The conservative form of Lax-Wendroff for a general non-linear equation is then:

${\displaystyle u_{i}^{n+1}=u_{i}^{n}-{\frac {\Delta t}{2\Delta x}}\left[f(u_{i+1}^{n})-f(u_{i-1}^{n})\right]+{\frac {\Delta t^{2}}{2\Delta x^{2}}}\left[A_{i+1/2}\left(f(u_{i+1}^{n})-f(u_{i}^{n})\right)-A_{i-1/2}\left(f(u_{i}^{n})-f(u_{i-1}^{n})\right)\right].}$

where ${\displaystyle A_{i\pm 1/2}}$ is the Jacobian matrix evaluated at ${\displaystyle {\frac {1}{2}}(U_{i}^{n}+U_{i\pm 1}^{n})}$.

## Jacobian free methods

To avoid the Jacobian evaluation, use a two-step procedure.

### Richtmyer method

What follows is the Richtmyer two-step Lax–Wendroff method. The first step in the Richtmyer two-step Lax–Wendroff method calculates values for f(u(xt)) at half time steps, tn + 1/2 and half grid points, xi + 1/2. In the second step values at tn + 1 are calculated using the data for tn and tn + 1/2.

First (Lax) steps:

${\displaystyle u_{i+1/2}^{n+1/2}={\frac {1}{2}}(u_{i+1}^{n}+u_{i}^{n})-{\frac {\Delta t}{2\,\Delta x}}(f(u_{i+1}^{n})-f(u_{i}^{n})),}$
${\displaystyle u_{i-1/2}^{n+1/2}={\frac {1}{2}}(u_{i}^{n}+u_{i-1}^{n})-{\frac {\Delta t}{2\,\Delta x}}(f(u_{i}^{n})-f(u_{i-1}^{n})).}$

Second step:

${\displaystyle u_{i}^{n+1}=u_{i}^{n}-{\frac {\Delta t}{\Delta x}}\left[f(u_{i+1/2}^{n+1/2})-f(u_{i-1/2}^{n+1/2})\right].}$

### MacCormack method

Another method of this same type was proposed by MacCormack.
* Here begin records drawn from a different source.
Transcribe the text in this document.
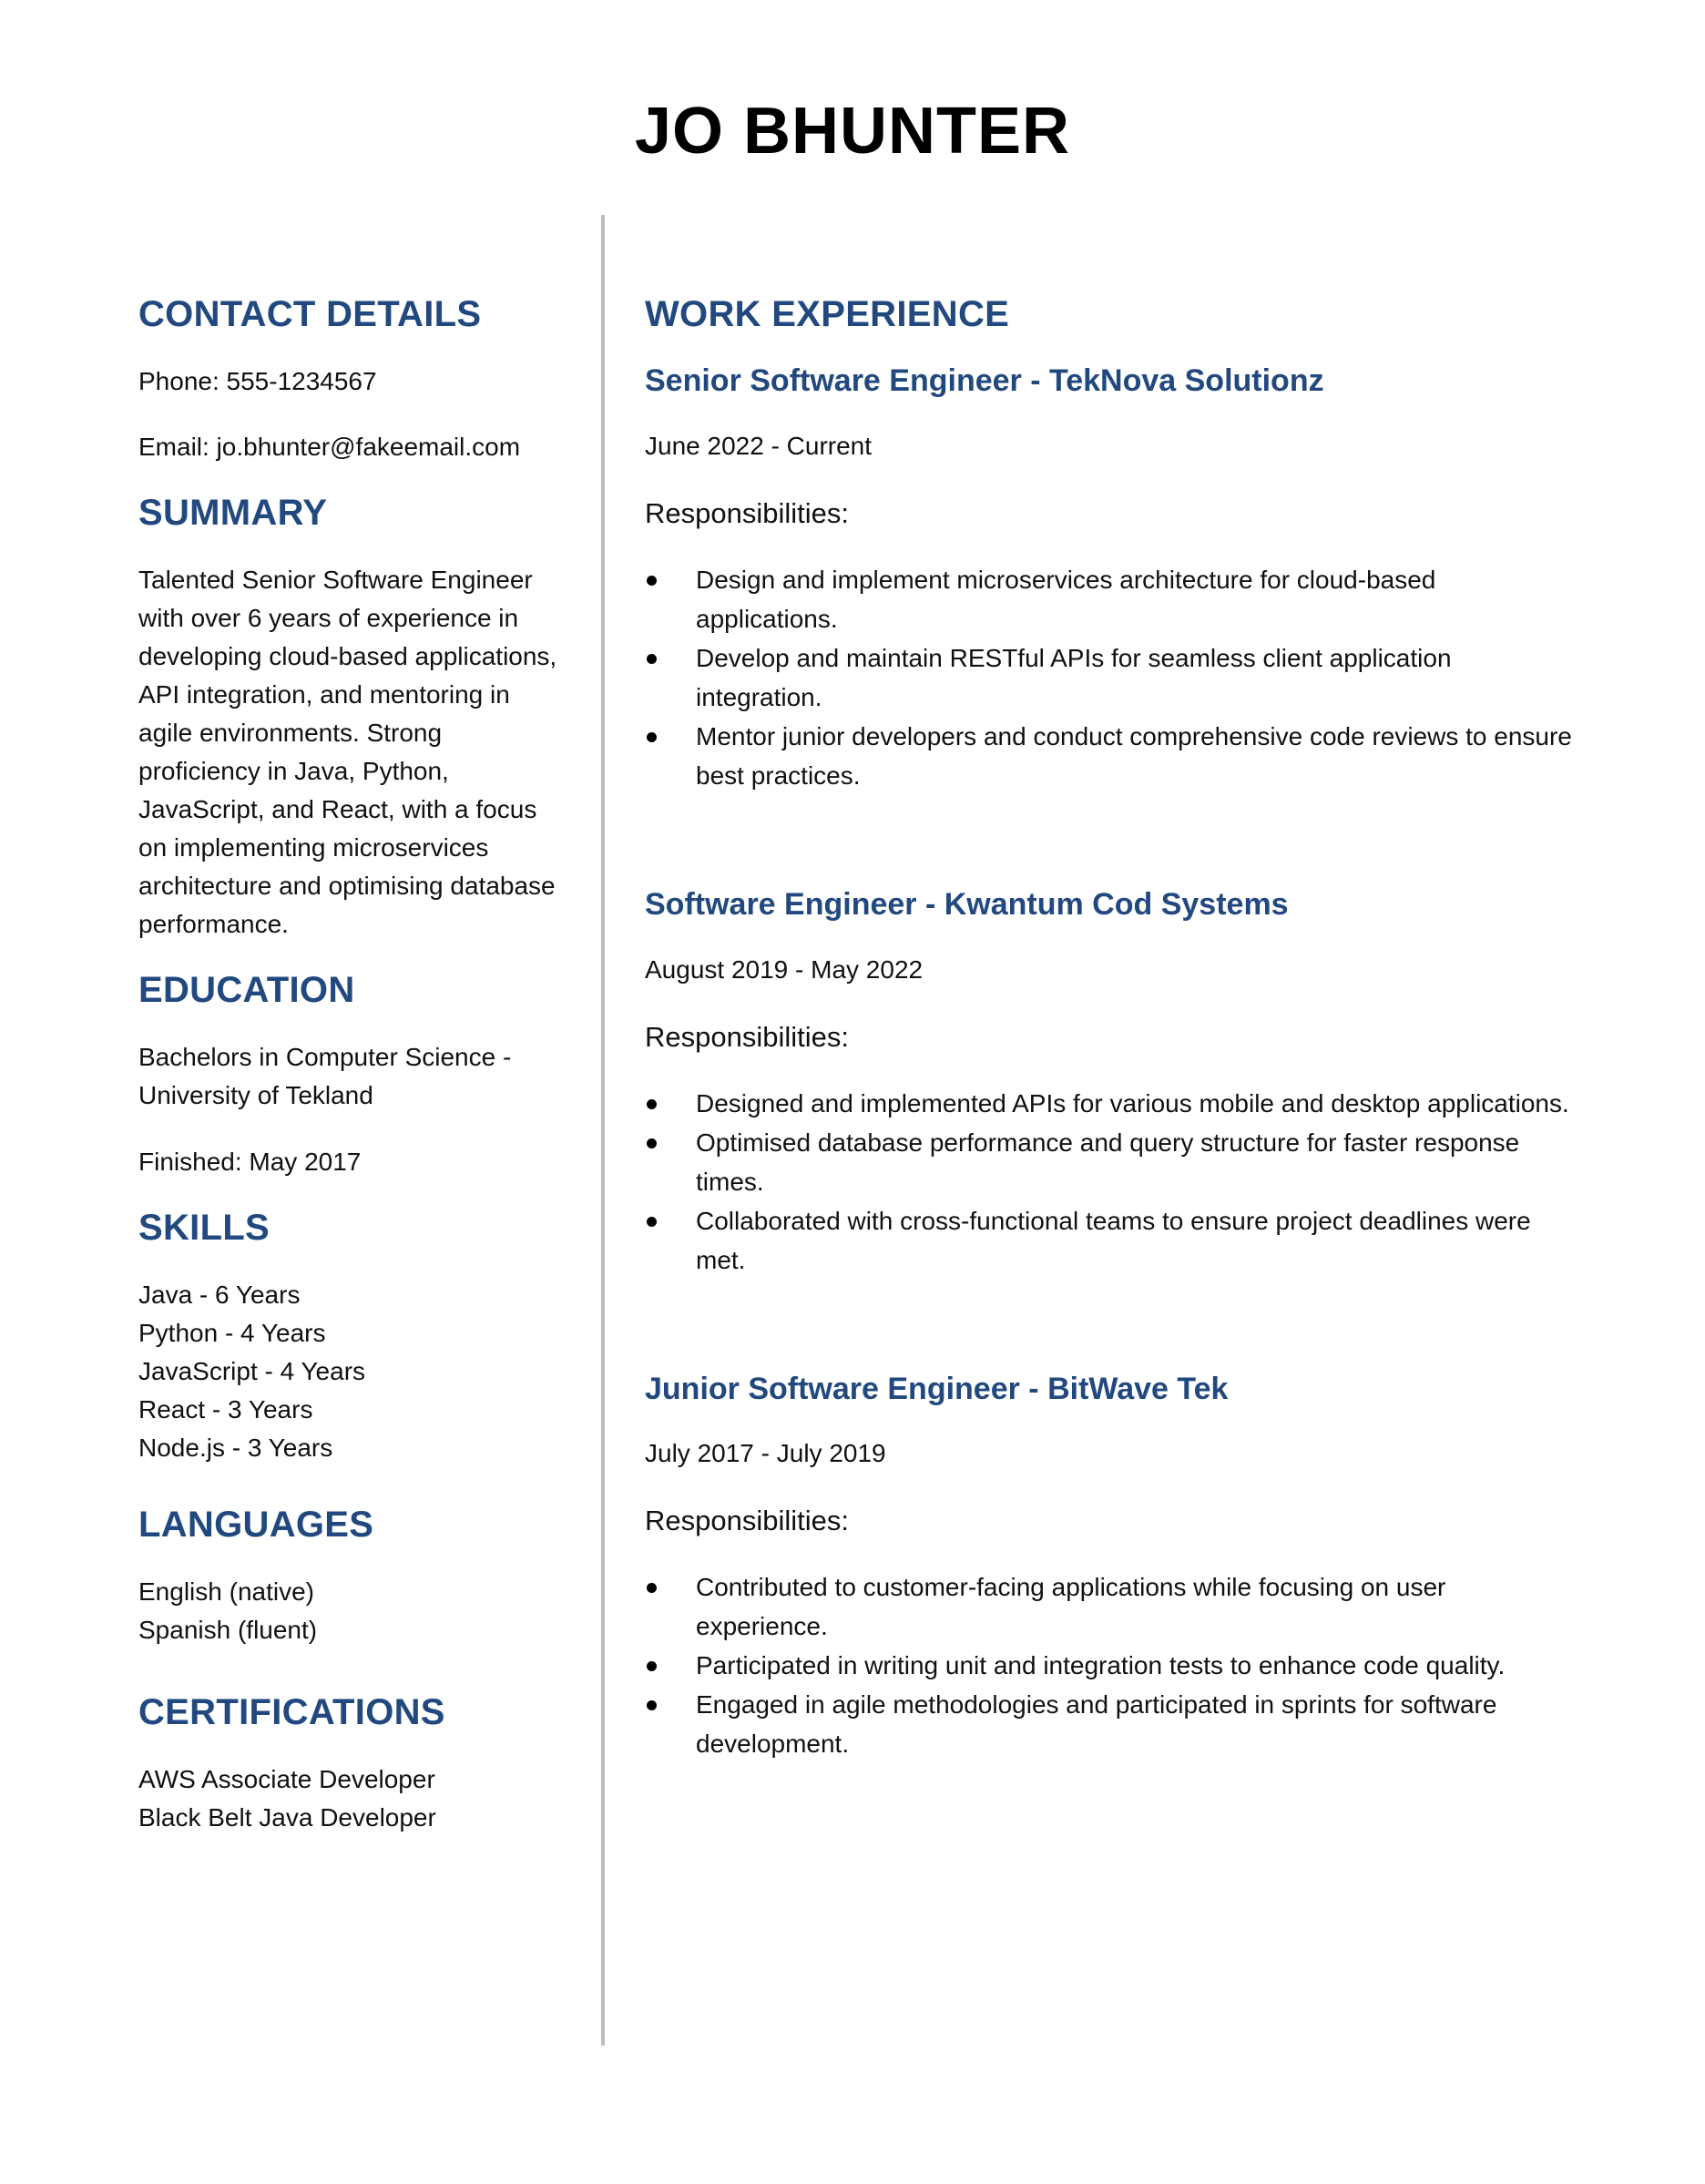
JO BHUNTER
CONTACT DETAILS

Phone: 555-1234567

Email: jo.bhunter@fakeemail.com

SUMMARY

Talented Senior Software Engineer with over 6 years of experience in developing cloud-based applications, API integration, and mentoring in agile environments. Strong proficiency in Java, Python, JavaScript, and React, with a focus on implementing microservices architecture and optimising database performance.

EDUCATION

Bachelors in Computer Science - University of Tekland

Finished: May 2017

SKILLS
Java - 6 Years
Python - 4 Years
JavaScript - 4 Years
React - 3 Years
Node.js - 3 Years
LANGUAGES
English (native)
Spanish (fluent)
CERTIFICATIONS
AWS Associate Developer
Black Belt Java Developer
WORK EXPERIENCE
Senior Software Engineer - TekNova Solutionz

June 2022 - Current

Responsibilities:

Design and implement microservices architecture for cloud-based applications.
Develop and maintain RESTful APIs for seamless client application integration.
Mentor junior developers and conduct comprehensive code reviews to ensure best practices.
Software Engineer - Kwantum Cod Systems

August 2019 - May 2022

Responsibilities:

Designed and implemented APIs for various mobile and desktop applications.
Optimised database performance and query structure for faster response times.
Collaborated with cross-functional teams to ensure project deadlines were met.
Junior Software Engineer - BitWave Tek

July 2017 - July 2019

Responsibilities:

Contributed to customer-facing applications while focusing on user experience.
Participated in writing unit and integration tests to enhance code quality.
Engaged in agile methodologies and participated in sprints for software development.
MacCormack's method uses first forward differencing and then backward differencing:

First step:

${\displaystyle u_{i}^{*}=u_{i}^{n}-{\frac {\Delta t}{\Delta x}}(f(u_{i+1}^{n})-f(u_{i}^{n})).}$

Second step:

${\displaystyle u_{i}^{n+1}={\frac {1}{2}}(u_{i}^{n}+u_{i}^{*})-{\frac {\Delta t}{2\Delta x}}\left[f(u_{i}^{*})-f(u_{i-1}^{*})\right].}$

Alternatively, First step:

${\displaystyle u_{i}^{*}=u_{i}^{n}-{\frac {\Delta t}{\Delta x}}(f(u_{i}^{n})-f(u_{i-1}^{n})).}$

Second step:

${\displaystyle u_{i}^{n+1}={\frac {1}{2}}(u_{i}^{n}+u_{i}^{*})-{\frac {\Delta t}{2\Delta x}}\left[f(u_{i+1}^{*})-f(u_{i}^{*})\right].}$

## References

1. ^ LeVeque, Randy J. Numerical Methods for Conservation Laws", Birkhauser Verlag, 1992, p. 125.